Speech and Multimodal Interfaces Laboratory

In SPC RAS, a neural network was taught to "read lips" to improve the accuracy of speech recognition

Professionals of the St. Petersburg Federal Research Center of the Russian Academy of Sciences (SPC RAS) have learned to recognize human speech by lips via artificial intelligence algorithms and "computer vision". The development will contribute to improving the accuracy of voice assistants in noisy environment, like, crowded places or at controling heavy machinery.

Today, systems able to recognize human speech (sound signal) for automated command execution are being actively implemented in a variety of areas, from cell phones to combat helicopters. As a rule they are used by people with limb injuries or operators of complex equipment whose hands are kept busy. Lately, in order to increase users’ comfort, such systems are gaining a rising popularity in various business areas, gadgets and smart home systems with voice control. Although modern recognition systems have significantly advanced in the accuracy of speech interpretation, nevertheless at heavy noise (loud sounds from equipment or from crowded places) their effectiveness may decrease dramatically.

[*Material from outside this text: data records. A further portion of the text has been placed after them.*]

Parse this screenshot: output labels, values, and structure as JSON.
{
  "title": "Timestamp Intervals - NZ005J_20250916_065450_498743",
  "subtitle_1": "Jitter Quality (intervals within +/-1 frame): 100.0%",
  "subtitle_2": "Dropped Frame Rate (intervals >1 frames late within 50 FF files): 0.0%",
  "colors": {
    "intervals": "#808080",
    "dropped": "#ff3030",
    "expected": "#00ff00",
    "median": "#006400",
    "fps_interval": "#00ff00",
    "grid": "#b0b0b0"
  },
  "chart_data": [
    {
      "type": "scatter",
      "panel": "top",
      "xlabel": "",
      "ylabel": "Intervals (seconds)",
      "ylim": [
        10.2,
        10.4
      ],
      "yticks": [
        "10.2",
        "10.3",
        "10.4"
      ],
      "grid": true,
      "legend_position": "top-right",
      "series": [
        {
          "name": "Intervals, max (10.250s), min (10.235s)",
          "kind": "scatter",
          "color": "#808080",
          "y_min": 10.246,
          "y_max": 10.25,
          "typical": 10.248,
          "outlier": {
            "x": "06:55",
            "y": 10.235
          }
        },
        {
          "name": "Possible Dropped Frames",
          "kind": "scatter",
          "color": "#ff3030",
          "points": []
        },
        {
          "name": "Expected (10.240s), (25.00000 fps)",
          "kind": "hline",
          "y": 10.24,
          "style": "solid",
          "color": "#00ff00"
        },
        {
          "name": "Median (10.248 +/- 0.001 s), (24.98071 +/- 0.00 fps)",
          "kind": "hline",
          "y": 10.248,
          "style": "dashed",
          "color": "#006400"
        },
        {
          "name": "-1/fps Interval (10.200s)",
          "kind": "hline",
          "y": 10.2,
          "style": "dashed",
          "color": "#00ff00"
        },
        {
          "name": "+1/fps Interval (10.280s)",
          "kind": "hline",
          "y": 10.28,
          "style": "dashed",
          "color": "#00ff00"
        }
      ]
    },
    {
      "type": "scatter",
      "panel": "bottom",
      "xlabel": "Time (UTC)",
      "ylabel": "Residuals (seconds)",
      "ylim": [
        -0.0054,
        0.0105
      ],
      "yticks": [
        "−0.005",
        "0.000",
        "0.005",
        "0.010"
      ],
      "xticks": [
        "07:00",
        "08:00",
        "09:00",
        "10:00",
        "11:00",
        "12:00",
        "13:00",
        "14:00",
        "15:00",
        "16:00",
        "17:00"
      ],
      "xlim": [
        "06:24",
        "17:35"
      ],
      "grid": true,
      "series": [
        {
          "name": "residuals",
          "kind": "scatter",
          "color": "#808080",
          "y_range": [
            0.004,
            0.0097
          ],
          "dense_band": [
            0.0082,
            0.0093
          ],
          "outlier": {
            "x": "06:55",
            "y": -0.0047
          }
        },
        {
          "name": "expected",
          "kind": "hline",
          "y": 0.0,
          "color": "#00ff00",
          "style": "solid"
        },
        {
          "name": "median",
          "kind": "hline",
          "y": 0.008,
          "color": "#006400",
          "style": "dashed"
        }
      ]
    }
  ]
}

"We have developed a smartphone application that recognizes the sounding speech and “reads lips” by analyzing the video signal from the gadget's camera. The program combines and analyzes information from two sources to improve recognition accuracy. Experiments have shown that such a hybrid system is significantly effective at recognizing human commands under difficult and noisy conditions," says Denis Ivanko, Senior Researcher of the Laboratory of Speech and Multimodal Interfaces at SPC RAS.

According to D. Ivanko, the application works by analogy with the principle of the cognitive system of a human who, while speaking in a noisy place, involuntarily pays attention to the lips of the interlocutor, trying to lip-read information that he might not have heard. This feature has been confirmed by scientific experiments, when people at noisy conditions were offered to recognize only audio or only visual information. However, the best results were demonstrated by the group that received both types of data. Application is based on a neural network model that has been taught to recognize several hundred of the most common commands by an audio-visual signal (video recordings accompanied by sound). Moreover, according to scientists, the developed neural network is able to perceive an audiovisual signal and automatically make a decision what data (video or sound, or both) will give maximum accuracy during recognition. During the experiments, the application was used by drivers of noisy heavy trucks at the big logistics company in Russia. For the sake of experiment validity, the software was installed on the smartphones of the subjects. The accuracy of command recognition based on visual effects alone was 60-80%, and in combination with an audio signal – over 90%.

"Also last year, at specialized international scientific competitions, our model took the first place in the world in terms of the accuracy of speech lips-reading of the speaker. Participants trained their neural networks on an open database of English-language data consisting of 500 thousand videos and tested them on a set of 25 thousand records. The accuracy of our model turned out to be close to 90% of recognition based only on the movements of the speakers' lips. We assume that in the future our application may be used by pilots of aircrafts and heavy industrial equipment or in interactive information kiosks at shopping malls and other crowded places," explains Denis Ivanko.

This research is supported by the RSF Grant (No. 21-71-00132). In addition, a certificate of state registration has been received for the developed software. The answers to these questions were presented at the International Signal Processing Conference (EUSIPCO).